- Date: 10–16 February
- Edition: 5th
- Category: Tier II
- Draw: 28S / 16D
- Prize money: $450,000
- Surface: Carpet / indoor
- Location: Paris, France
- Venue: Stade Pierre de Coubertin

Champions

Singles
- Martina Hingis

Doubles
- Martina Hingis / Jana Novotná
| Open Gaz de France |

= 1997 Open Gaz de France =

The 1997 Open Gaz de France was a women's tennis tournament played on indoor carpet courts at the Stade Pierre de Coubertin in Paris, France, that was part of Tier II of the 1997 WTA Tour.
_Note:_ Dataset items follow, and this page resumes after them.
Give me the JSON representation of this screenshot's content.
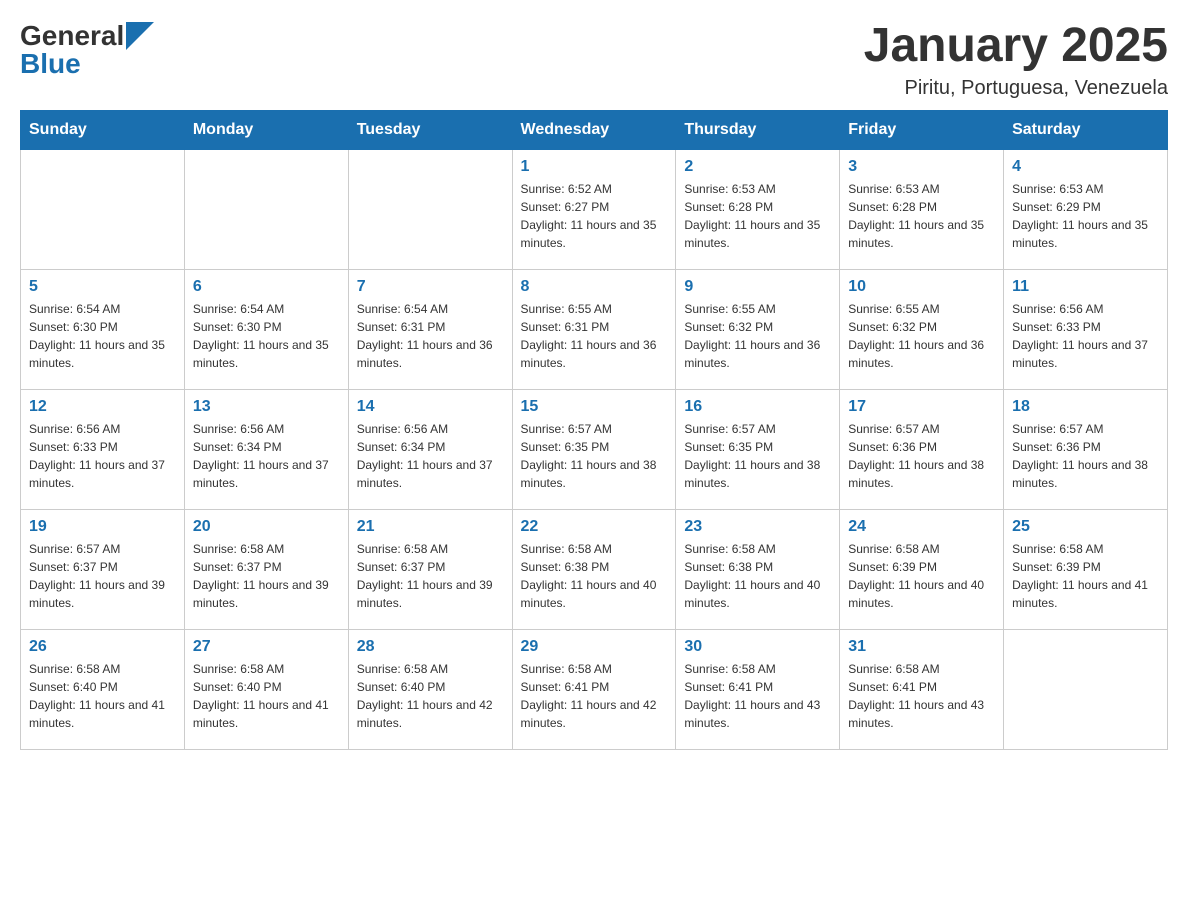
{
  "header": {
    "logo_general": "General",
    "logo_blue": "Blue",
    "title": "January 2025",
    "subtitle": "Piritu, Portuguesa, Venezuela"
  },
  "days_of_week": [
    "Sunday",
    "Monday",
    "Tuesday",
    "Wednesday",
    "Thursday",
    "Friday",
    "Saturday"
  ],
  "weeks": [
    [
      {
        "day": "",
        "info": ""
      },
      {
        "day": "",
        "info": ""
      },
      {
        "day": "",
        "info": ""
      },
      {
        "day": "1",
        "info": "Sunrise: 6:52 AM\nSunset: 6:27 PM\nDaylight: 11 hours and 35 minutes."
      },
      {
        "day": "2",
        "info": "Sunrise: 6:53 AM\nSunset: 6:28 PM\nDaylight: 11 hours and 35 minutes."
      },
      {
        "day": "3",
        "info": "Sunrise: 6:53 AM\nSunset: 6:28 PM\nDaylight: 11 hours and 35 minutes."
      },
      {
        "day": "4",
        "info": "Sunrise: 6:53 AM\nSunset: 6:29 PM\nDaylight: 11 hours and 35 minutes."
      }
    ],
    [
      {
        "day": "5",
        "info": "Sunrise: 6:54 AM\nSunset: 6:30 PM\nDaylight: 11 hours and 35 minutes."
      },
      {
        "day": "6",
        "info": "Sunrise: 6:54 AM\nSunset: 6:30 PM\nDaylight: 11 hours and 35 minutes."
      },
      {
        "day": "7",
        "info": "Sunrise: 6:54 AM\nSunset: 6:31 PM\nDaylight: 11 hours and 36 minutes."
      },
      {
        "day": "8",
        "info": "Sunrise: 6:55 AM\nSunset: 6:31 PM\nDaylight: 11 hours and 36 minutes."
      },
      {
        "day": "9",
        "info": "Sunrise: 6:55 AM\nSunset: 6:32 PM\nDaylight: 11 hours and 36 minutes."
      },
      {
        "day": "10",
        "info": "Sunrise: 6:55 AM\nSunset: 6:32 PM\nDaylight: 11 hours and 36 minutes."
      },
      {
        "day": "11",
        "info": "Sunrise: 6:56 AM\nSunset: 6:33 PM\nDaylight: 11 hours and 37 minutes."
      }
    ],
    [
      {
        "day": "12",
        "info": "Sunrise: 6:56 AM\nSunset: 6:33 PM\nDaylight: 11 hours and 37 minutes."
      },
      {
        "day": "13",
        "info": "Sunrise: 6:56 AM\nSunset: 6:34 PM\nDaylight: 11 hours and 37 minutes."
      },
      {
        "day": "14",
        "info": "Sunrise: 6:56 AM\nSunset: 6:34 PM\nDaylight: 11 hours and 37 minutes."
      },
      {
        "day": "15",
        "info": "Sunrise: 6:57 AM\nSunset: 6:35 PM\nDaylight: 11 hours and 38 minutes."
      },
      {
        "day": "16",
        "info": "Sunrise: 6:57 AM\nSunset: 6:35 PM\nDaylight: 11 hours and 38 minutes."
      },
      {
        "day": "17",
        "info": "Sunrise: 6:57 AM\nSunset: 6:36 PM\nDaylight: 11 hours and 38 minutes."
      },
      {
        "day": "18",
        "info": "Sunrise: 6:57 AM\nSunset: 6:36 PM\nDaylight: 11 hours and 38 minutes."
      }
    ],
    [
      {
        "day": "19",
        "info": "Sunrise: 6:57 AM\nSunset: 6:37 PM\nDaylight: 11 hours and 39 minutes."
      },
      {
        "day": "20",
        "info": "Sunrise: 6:58 AM\nSunset: 6:37 PM\nDaylight: 11 hours and 39 minutes."
      },
      {
        "day": "21",
        "info": "Sunrise: 6:58 AM\nSunset: 6:37 PM\nDaylight: 11 hours and 39 minutes."
      },
      {
        "day": "22",
        "info": "Sunrise: 6:58 AM\nSunset: 6:38 PM\nDaylight: 11 hours and 40 minutes."
      },
      {
        "day": "23",
        "info": "Sunrise: 6:58 AM\nSunset: 6:38 PM\nDaylight: 11 hours and 40 minutes."
      },
      {
        "day": "24",
        "info": "Sunrise: 6:58 AM\nSunset: 6:39 PM\nDaylight: 11 hours and 40 minutes."
      },
      {
        "day": "25",
        "info": "Sunrise: 6:58 AM\nSunset: 6:39 PM\nDaylight: 11 hours and 41 minutes."
      }
    ],
    [
      {
        "day": "26",
        "info": "Sunrise: 6:58 AM\nSunset: 6:40 PM\nDaylight: 11 hours and 41 minutes."
      },
      {
        "day": "27",
        "info": "Sunrise: 6:58 AM\nSunset: 6:40 PM\nDaylight: 11 hours and 41 minutes."
      },
      {
        "day": "28",
        "info": "Sunrise: 6:58 AM\nSunset: 6:40 PM\nDaylight: 11 hours and 42 minutes."
      },
      {
        "day": "29",
        "info": "Sunrise: 6:58 AM\nSunset: 6:41 PM\nDaylight: 11 hours and 42 minutes."
      },
      {
        "day": "30",
        "info": "Sunrise: 6:58 AM\nSunset: 6:41 PM\nDaylight: 11 hours and 43 minutes."
      },
      {
        "day": "31",
        "info": "Sunrise: 6:58 AM\nSunset: 6:41 PM\nDaylight: 11 hours and 43 minutes."
      },
      {
        "day": "",
        "info": ""
      }
    ]
  ]
}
It was the fifth edition of the tournament and was held from 10 February until 16 February 1997. First-seeded Martina Hingis won the singles title.

==Finals==
===Singles===

SUI Martina Hingis defeated GER Anke Huber 6–3, 3–6, 6–3
- It was Hingis' 4th singles title of the year and the 6th of her career.

===Doubles===

SUI Martina Hingis / CZE Jana Novotná defeated FRA Alexandra Fusai / ITA Rita Grande 6–3, 6–0
- It was Hingis' 6th title of the year and the 11th of her career. It was Novotná's 1st title of the year and the 77th of her career.